Monday, July 16, 2012

I Hate Fantasy

I have a confession to make: I hate fantasy literature. This might seem odd considering I run a blog about tabletop RPGs that focuses (at the moment) exclusively on the fantasy genre, but it's true. Aside from a handful of books, I loathe fantasy. Maybe I've just read the wrong books. Maybe it's because I went to school for literature and am a snob. I don't know.

However, this year I have set out to change this. I feel like I can't own funny-sided dice and toy soldiers that I've painted, lovingly, without enjoying a fantasy book or two. Last year I read A Game of Thrones after catching a few episodes of the show. I wasn't impressed. Or rather, the experience wasn't compelling enough that I felt obligated to devour the books in the way so many other people have. I have a theory: if I can find someone reading a book on any subway line during any given day of the week, there is no way it is good. Yeah, I'm definitely a snob.

Still, against my better judgement, I dove into A Clash of Kings earlier this year. I enjoyed this one a lot more. I still have issues with GRRM, but I actually felt tempted to dig right into his next book, A Storm of Swords, which I'm currently struggling to finish. I think he crafts brilliant characters who speak with razor-sharp wit. It's everything in between the dialogue that I don't enjoy. I had almost given up on the book, but found myself plowing through a few chapters this week. It seems, after 700+ pages, that I'm committed. I'll likely even read the whole series, because I'm a masochist and don't know when to quit. 

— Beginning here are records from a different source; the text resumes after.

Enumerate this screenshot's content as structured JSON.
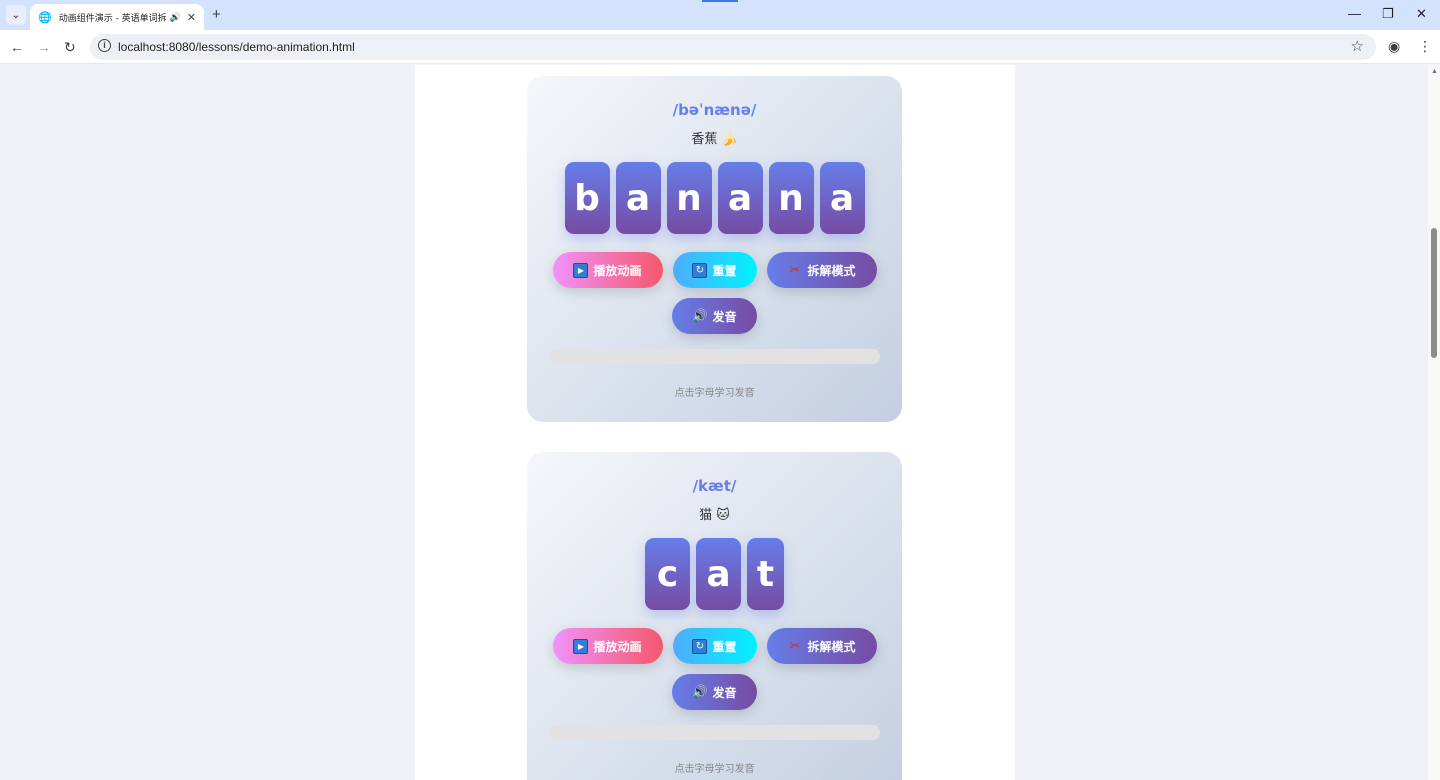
{
  "browser": {
    "tab_title": "动画组件演示 - 英语单词拆",
    "url": "localhost:8080/lessons/demo-animation.html"
  },
  "cards": [
    {
      "phonetic": "/bəˈnænə/",
      "meaning": "香蕉 🍌",
      "letters": [
        "b",
        "a",
        "n",
        "a",
        "n",
        "a"
      ],
      "buttons": {
        "play": "播放动画",
        "reset": "重置",
        "split": "拆解模式",
        "sound": "发音"
      },
      "progress": 0,
      "hint": "点击字母学习发音"
    },
    {
      "phonetic": "/kæt/",
      "meaning": "猫 🐱",
      "letters": [
        "c",
        "a",
        "t"
      ],
      "buttons": {
        "play": "播放动画",
        "reset": "重置",
        "split": "拆解模式",
        "sound": "发音"
      },
      "progress": 0,
      "hint": "点击字母学习发音"
    }
  ],
  "icons": {
    "play": "play-icon",
    "reset": "refresh-icon",
    "split": "scissors-icon",
    "sound": "speaker-icon"
  },
  "colors": {
    "accent": "#667eea",
    "accent_end": "#764ba2",
    "play_start": "#f093fb",
    "play_end": "#f5576c",
    "reset_start": "#4facfe",
    "reset_end": "#00f2fe"
  }
}
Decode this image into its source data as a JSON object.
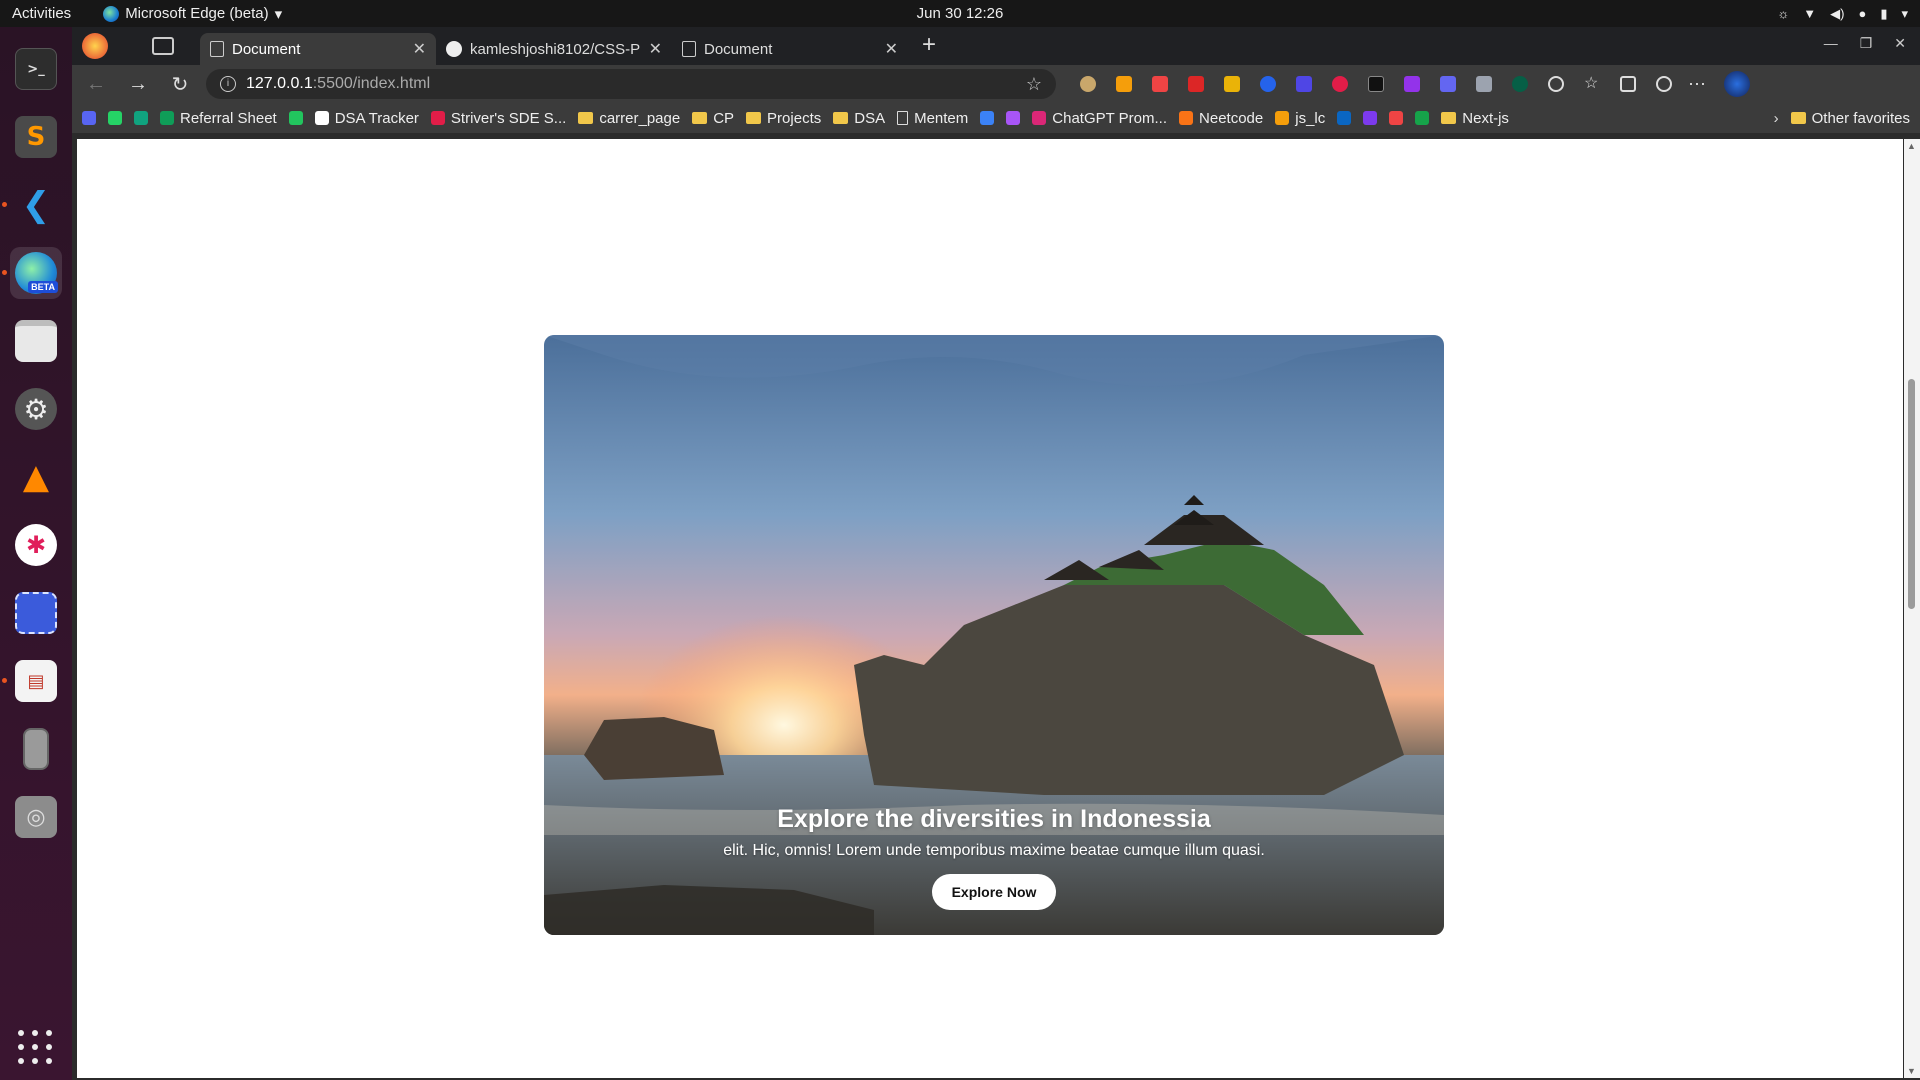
{
  "topbar": {
    "activities": "Activities",
    "app_name": "Microsoft Edge (beta)",
    "clock": "Jun 30  12:26"
  },
  "dock": {
    "items": [
      "terminal-icon",
      "sublime-text-icon",
      "vscode-icon",
      "edge-beta-icon",
      "files-icon",
      "settings-icon",
      "vlc-icon",
      "slack-icon",
      "screenshot-icon",
      "document-viewer-icon",
      "device-icon",
      "disk-icon"
    ],
    "edge_badge": "BETA"
  },
  "tabs": [
    {
      "title": "Document",
      "active": true
    },
    {
      "title": "kamleshjoshi8102/CSS-Pr",
      "active": false
    },
    {
      "title": "Document",
      "active": false
    }
  ],
  "address": {
    "host": "127.0.0.1",
    "path": ":5500/index.html"
  },
  "bookmarks": {
    "items": [
      {
        "label": "",
        "type": "fav",
        "color": "#5865f2"
      },
      {
        "label": "",
        "type": "fav",
        "color": "#25d366"
      },
      {
        "label": "",
        "type": "fav",
        "color": "#10a37f"
      },
      {
        "label": "Referral Sheet",
        "type": "fav",
        "color": "#0f9d58"
      },
      {
        "label": "",
        "type": "fav",
        "color": "#22c55e"
      },
      {
        "label": "DSA Tracker",
        "type": "fav",
        "color": "#ffffff"
      },
      {
        "label": "Striver's SDE S...",
        "type": "fav",
        "color": "#e11d48"
      },
      {
        "label": "carrer_page",
        "type": "folder"
      },
      {
        "label": "CP",
        "type": "folder"
      },
      {
        "label": "Projects",
        "type": "folder"
      },
      {
        "label": "DSA",
        "type": "folder"
      },
      {
        "label": "Mentem",
        "type": "doc"
      },
      {
        "label": "",
        "type": "fav",
        "color": "#3b82f6"
      },
      {
        "label": "",
        "type": "fav",
        "color": "#a855f7"
      },
      {
        "label": "ChatGPT Prom...",
        "type": "fav",
        "color": "#db2777"
      },
      {
        "label": "Neetcode",
        "type": "fav",
        "color": "#f97316"
      },
      {
        "label": "js_lc",
        "type": "fav",
        "color": "#f59e0b"
      },
      {
        "label": "",
        "type": "fav",
        "color": "#0a66c2"
      },
      {
        "label": "",
        "type": "fav",
        "color": "#7c3aed"
      },
      {
        "label": "",
        "type": "fav",
        "color": "#ef4444"
      },
      {
        "label": "",
        "type": "fav",
        "color": "#16a34a"
      },
      {
        "label": "Next-js",
        "type": "folder"
      }
    ],
    "other": "Other favorites"
  },
  "hero": {
    "title": "Explore the diversities in Indonessia",
    "subtitle": "elit. Hic, omnis! Lorem unde temporibus maxime beatae cumque illum quasi.",
    "button": "Explore Now"
  }
}
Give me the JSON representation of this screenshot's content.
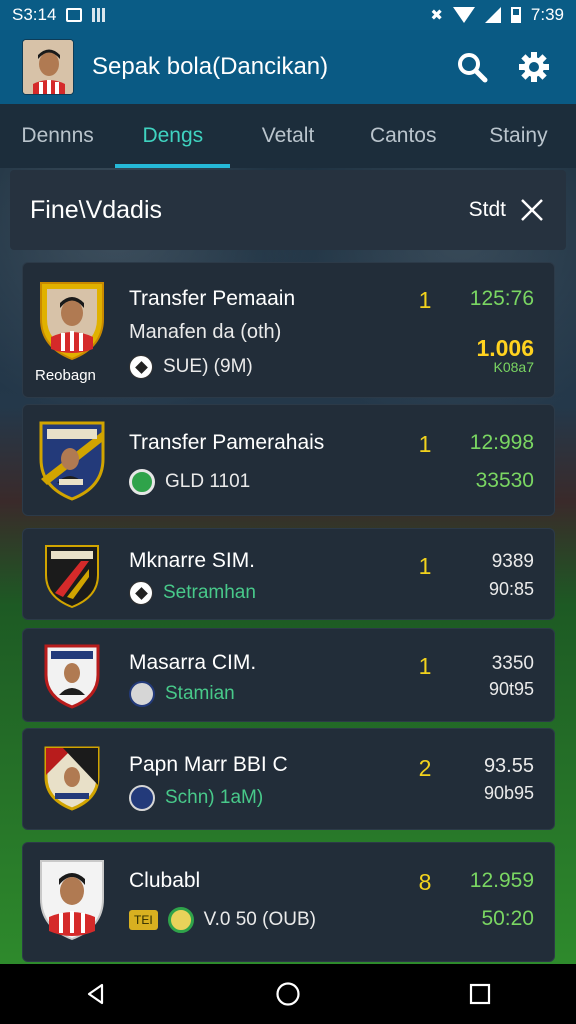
{
  "status_bar": {
    "time_left": "S3:14",
    "time_right": "7:39"
  },
  "app_bar": {
    "title": "Sepak bola(Dancikan)"
  },
  "tabs": [
    {
      "label": "Dennns",
      "active": false
    },
    {
      "label": "Dengs",
      "active": true
    },
    {
      "label": "Vetalt",
      "active": false
    },
    {
      "label": "Cantos",
      "active": false
    },
    {
      "label": "Stainy",
      "active": false
    }
  ],
  "filter": {
    "title": "Fine\\Vdadis",
    "sort_label": "Stdt"
  },
  "cards": [
    {
      "name": "Transfer Pemaain",
      "subtitle": "Manafen da (oth)",
      "meta": "SUE) (9M)",
      "crest_label": "Reobagn",
      "rank": "1",
      "value_top": "125:76",
      "value_main": "1.006",
      "value_bottom": "K08a7"
    },
    {
      "name": "Transfer Pamerahais",
      "meta": "GLD 1101",
      "rank": "1",
      "value_top": "12:998",
      "value_bottom": "33530"
    },
    {
      "name": "Mknarre SIM.",
      "meta": "Setramhan",
      "rank": "1",
      "value_top": "9389",
      "value_bottom": "90:85"
    },
    {
      "name": "Masarra CIM.",
      "meta": "Stamian",
      "rank": "1",
      "value_top": "3350",
      "value_bottom": "90t95"
    },
    {
      "name": "Papn Marr BBI C",
      "meta": "Schn) 1aM)",
      "rank": "2",
      "value_top": "93.55",
      "value_bottom": "90b95"
    },
    {
      "name": "Clubabl",
      "meta_badge": "TEI",
      "meta": "V.0 50 (OUB)",
      "rank": "8",
      "value_top": "12.959",
      "value_bottom": "50:20"
    }
  ],
  "colors": {
    "accent": "#25b9d8",
    "active_tab": "#3fd3c0",
    "appbar": "#0a5a84",
    "rank": "#f2d21d",
    "value_green": "#7ad662"
  },
  "icons": [
    "search-icon",
    "settings-gear-icon",
    "close-icon",
    "back-icon",
    "home-icon",
    "recents-icon"
  ]
}
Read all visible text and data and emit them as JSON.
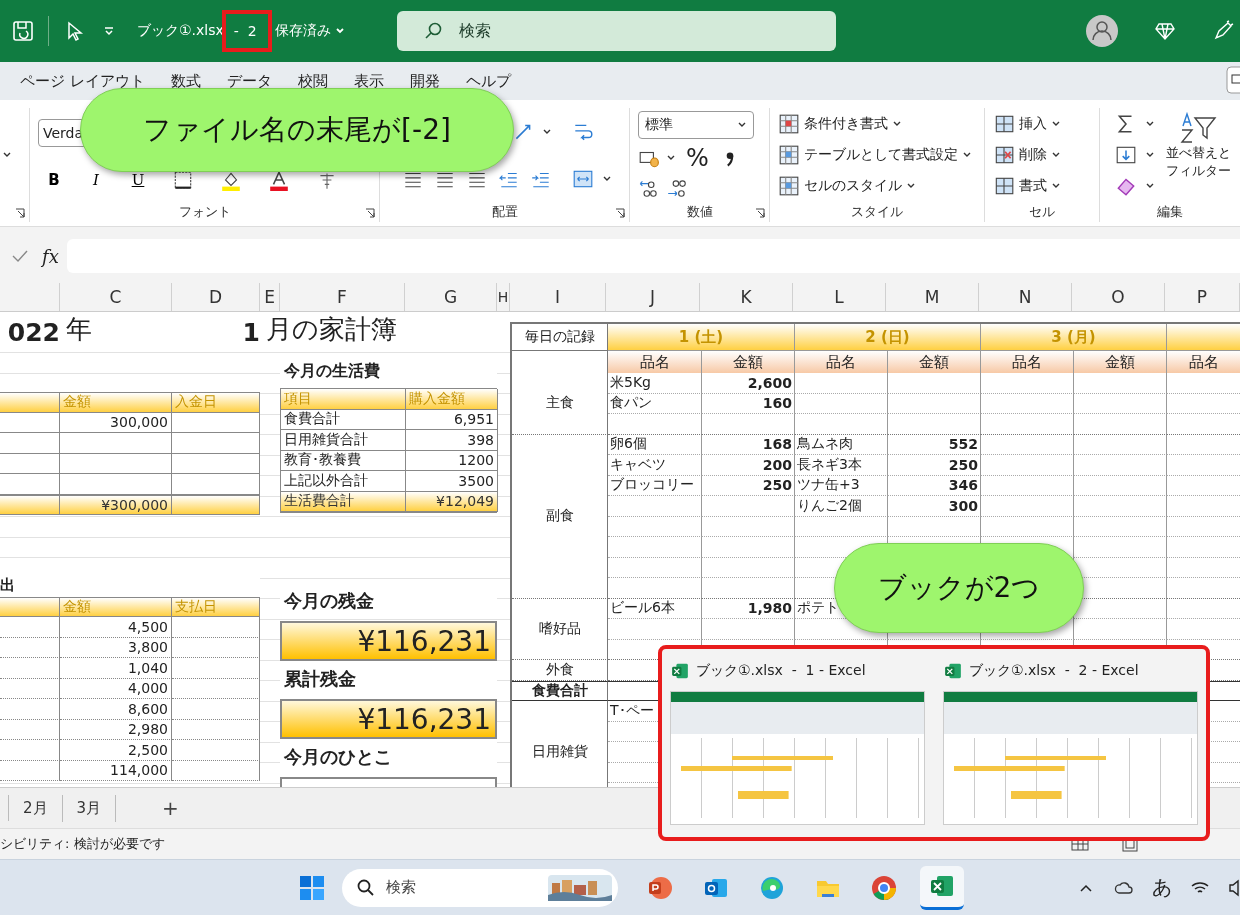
{
  "title_bar": {
    "file_name": "ブック①.xlsx",
    "window_suffix": "-  2",
    "save_status": "保存済み",
    "search_placeholder": "検索"
  },
  "ribbon_tabs": [
    "ページ レイアウト",
    "数式",
    "データ",
    "校閲",
    "表示",
    "開発",
    "ヘルプ"
  ],
  "ribbon": {
    "font": {
      "font_name": "Verda",
      "buttons": [
        "B",
        "I",
        "U"
      ],
      "label": "フォント"
    },
    "alignment": {
      "label": "配置"
    },
    "number": {
      "format": "標準",
      "percent": "%",
      "label": "数値"
    },
    "styles": {
      "items": [
        "条件付き書式",
        "テーブルとして書式設定",
        "セルのスタイル"
      ],
      "label": "スタイル"
    },
    "cells": {
      "items": [
        "挿入",
        "削除",
        "書式"
      ],
      "label": "セル"
    },
    "editing": {
      "sort_filter": [
        "並べ替えと",
        "フィルター"
      ],
      "label": "編集"
    }
  },
  "formula_bar": {
    "fx": "fx"
  },
  "column_headers": [
    "C",
    "D",
    "E",
    "F",
    "G",
    "H",
    "I",
    "J",
    "K",
    "L",
    "M",
    "N",
    "O",
    "P"
  ],
  "sheet": {
    "title": {
      "year": "022",
      "year_unit": "年",
      "month": "1",
      "month_title": "月の家計簿"
    },
    "income": {
      "headers": [
        "金額",
        "入金日"
      ],
      "rows": [
        {
          "amount": "300,000"
        },
        {},
        {},
        {}
      ],
      "total": "¥300,000"
    },
    "expenses": {
      "heading": "出",
      "headers": [
        "金額",
        "支払日"
      ],
      "rows": [
        {
          "amount": "4,500"
        },
        {
          "amount": "3,800"
        },
        {
          "amount": "1,040"
        },
        {
          "amount": "4,000"
        },
        {
          "amount": "8,600"
        },
        {
          "amount": "2,980"
        },
        {
          "amount": "2,500"
        },
        {
          "amount": "114,000"
        }
      ]
    },
    "living_costs": {
      "heading": "今月の生活費",
      "headers": [
        "項目",
        "購入金額"
      ],
      "rows": [
        {
          "item": "食費合計",
          "amount": "6,951"
        },
        {
          "item": "日用雑貨合計",
          "amount": "398"
        },
        {
          "item": "教育･教養費",
          "amount": "1200"
        },
        {
          "item": "上記以外合計",
          "amount": "3500"
        }
      ],
      "total": {
        "item": "生活費合計",
        "amount": "¥12,049"
      }
    },
    "balances": [
      {
        "heading": "今月の残金",
        "value": "¥116,231"
      },
      {
        "heading": "累計残金",
        "value": "¥116,231"
      }
    ],
    "comment": {
      "heading": "今月のひとこ"
    },
    "daily_record": {
      "corner": "毎日の記録",
      "days": [
        "1 (土)",
        "2 (日)",
        "3 (月)"
      ],
      "subheaders": [
        "品名",
        "金額",
        "品名",
        "金額",
        "品名",
        "金額",
        "品名"
      ],
      "categories": [
        {
          "kind": "group",
          "name": "主食",
          "rows": [
            {
              "j": "米5Kg",
              "k": "2,600"
            },
            {
              "j": "食パン",
              "k": "160"
            },
            {}
          ]
        },
        {
          "kind": "group",
          "name": "副食",
          "rows": [
            {
              "j": "卵6個",
              "k": "168",
              "l": "鳥ムネ肉",
              "m": "552"
            },
            {
              "j": "キャベツ",
              "k": "200",
              "l": "長ネギ3本",
              "m": "250"
            },
            {
              "j": "ブロッコリー",
              "k": "250",
              "l": "ツナ缶+3",
              "m": "346"
            },
            {
              "l": "りんご2個",
              "m": "300"
            },
            {},
            {},
            {},
            {}
          ]
        },
        {
          "kind": "group",
          "name": "嗜好品",
          "rows": [
            {
              "j": "ビール6本",
              "k": "1,980",
              "l": "ポテト"
            },
            {},
            {}
          ]
        },
        {
          "kind": "group",
          "name": "外食",
          "rows": [
            {}
          ]
        },
        {
          "kind": "total",
          "name": "食費合計",
          "rows": [
            {}
          ]
        },
        {
          "kind": "group",
          "name": "日用雑貨",
          "rows": [
            {
              "j": "T･ペー"
            },
            {},
            {},
            {},
            {}
          ]
        }
      ]
    }
  },
  "sheet_tabs": [
    "2月",
    "3月"
  ],
  "add_sheet": "+",
  "status_bar": {
    "text": "シビリティ: 検討が必要です"
  },
  "window_previews": [
    {
      "title": "ブック①.xlsx  -  1 - Excel"
    },
    {
      "title": "ブック①.xlsx  -  2 - Excel"
    }
  ],
  "callouts": [
    "ファイル名の末尾が[-2]",
    "ブックが2つ"
  ],
  "taskbar": {
    "search_placeholder": "検索",
    "ime": "あ"
  }
}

When DCC RPG showed up on my radar in April, it was the first time I heard the term "Appendix N." After doing a little research, I discovered I was familiar with some of those authors. Two exactly: Tolkien and Lovecraft. I know it's sacrosanct to say, but I hate their books. Tolkien's magnum opus, The Lord of the Rings is a series I've never been able to finish. It's really the first 100 pages of The Fellowship that kill me every time I attempt to read it. The Hobbit, on the other hand, is one of those rare fantasy books I actually enjoyed. Lovecraft has the exact opposite problem of GRRM for me. Absolutely haunting descriptions, but flat characters with boring dialogue. I think I liked two of his stories (I read 400+ pages of them), "The Colour from Out of Space" and "Pickman's Model."

It's really the other authors, whom I had never even heard of, that caught my eye, particularly Fritz Leiber and Robert E. Howard. I've slowly been collecting their books or putting them on hold at the library, hoping that they will provide me with better experiences than other fantasy authors have in the past. After I finish A Storm of Swords, I'm going to dive right into Swords Against Deviltry.

I end this post with two questions and a request: am I missing something in the works of GRRM, Tolkien, and Lovecraft? In some cases, it's been years since I've read their work, should I go back and re-read them? Lastly, what do you recommend to someone looking to make fantasy a "project"?


  1. I share your opinion on Tolkien. I've read lots of Lovecraft but the whole Cthulhu thing is way overdone now so I can see why it wouldn't be that appealing.

  2. The thing is, I really want to like Tolkien. If it wasn't for the movie adaptations rolling around at the exact same time I discovered D&D, I'm not sure I would still be playing games 10 years later. It just baffles me how the same author who produced The One Ring Trilogy also wrote The Hobbit.

    Could you make some recommendations for Lovecraft? There's a good chance I read it in my trek through his stories, but I'm always willing to revisit something if I missed out the first time around.

  3. I'm with you on Tolkien as well. Love the Hobbit -- find LotR bloated and uninteresting. Fritz Leiber is absolutely fantastic. One caveat: I would advise you to start with maybe Swords in the Mist instead of Swords Against Deviltry. The best part of Fafhrd and the Gray Mouser is them playing off one another. Swords Against Deviltry starts out with origin stories for each of them, so you don't see them interact until closer to the end of the book. I found the "individual" stories to be considerably less fun. The Lean Times in Lankhmar collection is a good one to start with if you can find it...

    1. Thanks for the tip, though I still think I will start at Swords and Deviltry. I read some of "The Snow Women" and really enjoyed Leiber's decriptions. If nothing else, it will provide a little bit of groundwork for understanding that particular universe.